Sadly the “never” answer would be the overwhelming majority. Clients don’t need any preparatory work to say, “your price is too high”. Buyers are all given this facility at birth, so they are always ready to go. Salespeople on the other hand, have to work hard at setting up the context for the client, so that the “your price is too high” missile is never launched. Given this reality why aren’t profession salespeople working hard to perfect their skills before they are interacting with buyers?
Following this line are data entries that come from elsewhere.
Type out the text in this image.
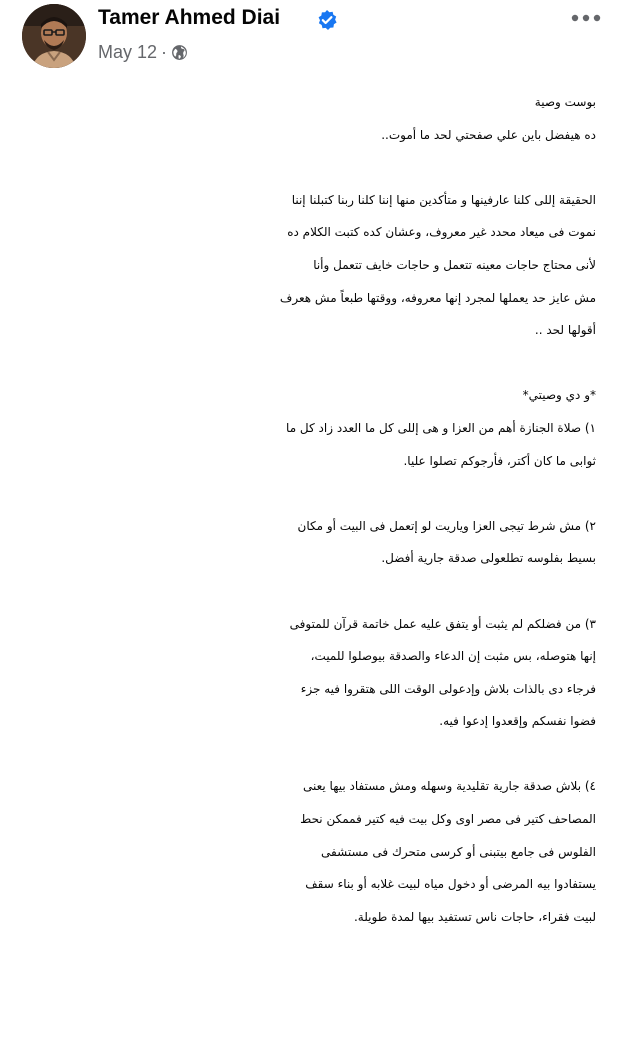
Tamer Ahmed Diai
May 12 ·
بوست وصية
ده هيفضل باين علي صفحتي لحد ما أموت..
الحقيقة إللى كلنا عارفينها و متأكدين منها إننا كلنا ربنا كتبلنا إننا
نموت فى ميعاد محدد غير معروف، وعشان كده كتبت الكلام ده
لأنى محتاج حاجات معينه تتعمل و حاجات خايف تتعمل وأنا
مش عايز حد يعملها لمجرد إنها معروفه، ووقتها طبعاً مش هعرف
أقولها لحد ..
*و دي وصيتي*
١) صلاة الجنازة أهم من العزا و هى إللى كل ما العدد زاد كل ما
ثوابى ما كان أكتر، فأرجوكم تصلوا عليا.
٢) مش شرط تيجى العزا وياريت لو إتعمل فى البيت أو مكان
بسيط بفلوسه تطلعولى صدقة جارية أفضل.
٣) من فضلكم لم يثبت أو يتفق عليه عمل خاتمة قرآن للمتوفى
إنها هتوصله، بس مثبت إن الدعاء والصدقة بيوصلوا للميت،
فرجاء دى بالذات بلاش وإدعولى الوقت اللى هتقروا فيه جزء
فضوا نفسكم وإقعدوا إدعوا فيه.
٤) بلاش صدقة جارية تقليدية وسهله ومش مستفاد بيها يعنى
المصاحف كتير فى مصر اوى وكل بيت فيه كتير فممكن نحط
الفلوس فى جامع بيتبنى أو كرسى متحرك فى مستشفى
يستفادوا بيه المرضى أو دخول مياه لبيت غلابه أو بناء سقف
لبيت فقراء، حاجات ناس تستفيد بيها لمدة طويلة.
Too busy would be the typical excuse. Really? What about between 8.00am and say 8.30am in the mornings? Probably everyone has this slot open to them. No one to lead the session is another cop out. What leadership does it take to buddy up and go through different aspects of the sale’s call? None. Every sales team could self regulate and practice with each other. All that is needed is to tell your partner what they were doing well in their role play and then tell them how they could make it even better.
We can also make sales role plays fun. We can set up some variables for variety. We can allocate different personality styles to be played out as the buyer. The Driver – time is money types, “tell me what you want and then buzz off buddy, I’m busy”. The Amiable – “let’s have a cup of tea together and get to know each other better”. The Analytical, “can I get the data to three decimal places?”. The Expressive, “let me grab the whiteboard marker and outline for you why we are going to have a spectacular year this year. Later let’s catch up for Happy Hour and have a few drinks”. The buyer in the role play practices adjusting their communication piece to deal with the different types of buyers.
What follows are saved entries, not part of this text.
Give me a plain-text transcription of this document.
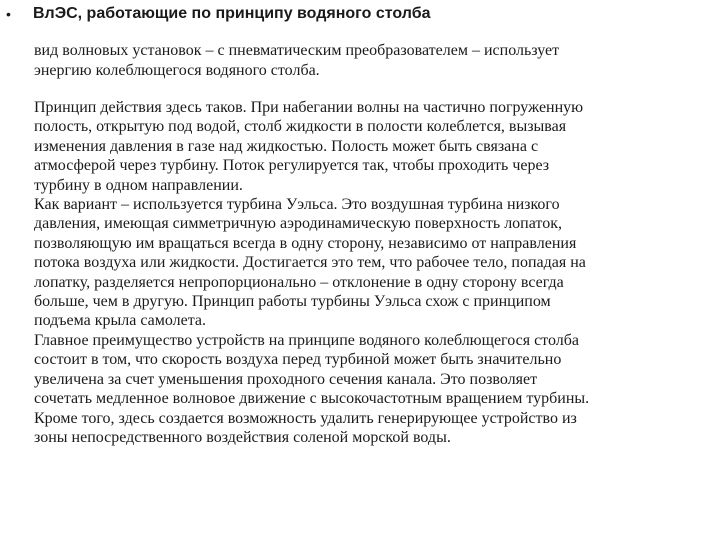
• ВлЭС, работающие по принципу водяного столба

вид волновых установок – с пневматическим преобразователем – использует
энергию колеблющегося водяного столба.

Принцип действия здесь таков. При набегании волны на частично погруженную
полость, открытую под водой, столб жидкости в полости колеблется, вызывая
изменения давления в газе над жидкостью. Полость может быть связана с
атмосферой через турбину. Поток регулируется так, чтобы проходить через
турбину в одном направлении.
Как вариант – используется турбина Уэльса. Это воздушная турбина низкого
давления, имеющая симметричную аэродинамическую поверхность лопаток,
позволяющую им вращаться всегда в одну сторону, независимо от направления
потока воздуха или жидкости. Достигается это тем, что рабочее тело, попадая на
лопатку, разделяется непропорционально – отклонение в одну сторону всегда
больше, чем в другую. Принцип работы турбины Уэльса схож с принципом
подъема крыла самолета.
Главное преимущество устройств на принципе водяного колеблющегося столба
состоит в том, что скорость воздуха перед турбиной может быть значительно
увеличена за счет уменьшения проходного сечения канала. Это позволяет
сочетать медленное волновое движение с высокочастотным вращением турбины.
Кроме того, здесь создается возможность удалить генерирующее устройство из
зоны непосредственного воздействия соленой морской воды.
Another game is the pushback variable game. We have different types of objections written down and placed in a container. Like getting an evil fortune cookie, the role play buyer pulls out the objection and the salesperson has to deal with it on the spot. A few rounds of this and probably most of the typical pushback conversations will have been covered, the random nature of the selection means we have to think on our feet. We can also have another bowl and draw out which personality style is giving us the objection and start coming up with different combinations. For example, the Driver says your delivery reliability is not any good with an aggressive snarl. Are you ready for that and how will you handle it? The next one is the Analytical, so you need to go data, evidence and proof heavy, are you ready for it? Your get the idea.
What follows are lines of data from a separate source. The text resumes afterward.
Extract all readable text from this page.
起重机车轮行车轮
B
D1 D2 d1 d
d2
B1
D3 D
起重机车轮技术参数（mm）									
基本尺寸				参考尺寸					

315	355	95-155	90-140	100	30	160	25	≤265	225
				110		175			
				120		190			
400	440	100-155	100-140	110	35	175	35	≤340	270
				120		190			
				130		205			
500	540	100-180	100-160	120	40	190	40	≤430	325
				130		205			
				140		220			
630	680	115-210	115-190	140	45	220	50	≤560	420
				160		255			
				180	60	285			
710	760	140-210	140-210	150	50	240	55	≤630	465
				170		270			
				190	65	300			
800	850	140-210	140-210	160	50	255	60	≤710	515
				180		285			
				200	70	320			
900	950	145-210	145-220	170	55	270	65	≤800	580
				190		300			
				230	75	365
The storytelling game is another angle. It might be the story of your firm in Japan, or the story of your products. The buyer selects the story theme from the bowl and you have to tell that story in under 2 minutes and thirty seconds. Why this short time frame? We need enough length to get the story pumping , but short enough that we are not boring our audience. Three minutes or more in length and we are pushing things with the listener’s patience. Now here is an interesting question? Do you have your company Japan story ready to go? What about an individual story about particular products? People don’t keep data in their minds, but they are able to retain interesting stories. When I was a kid growing up in Brisbane, I remember the radio DJs telling a bunch of trivia related to my favourite bands. I always thought to myself, wouldn’t it have been more beneficial if they had told stories with something more advantageous to the country, than some rock legend’s doings. The point is we can use stories to make sure the buyer remembers us when they are looking around for a solution. Storytelling is a powerful arrow in our communication quiver.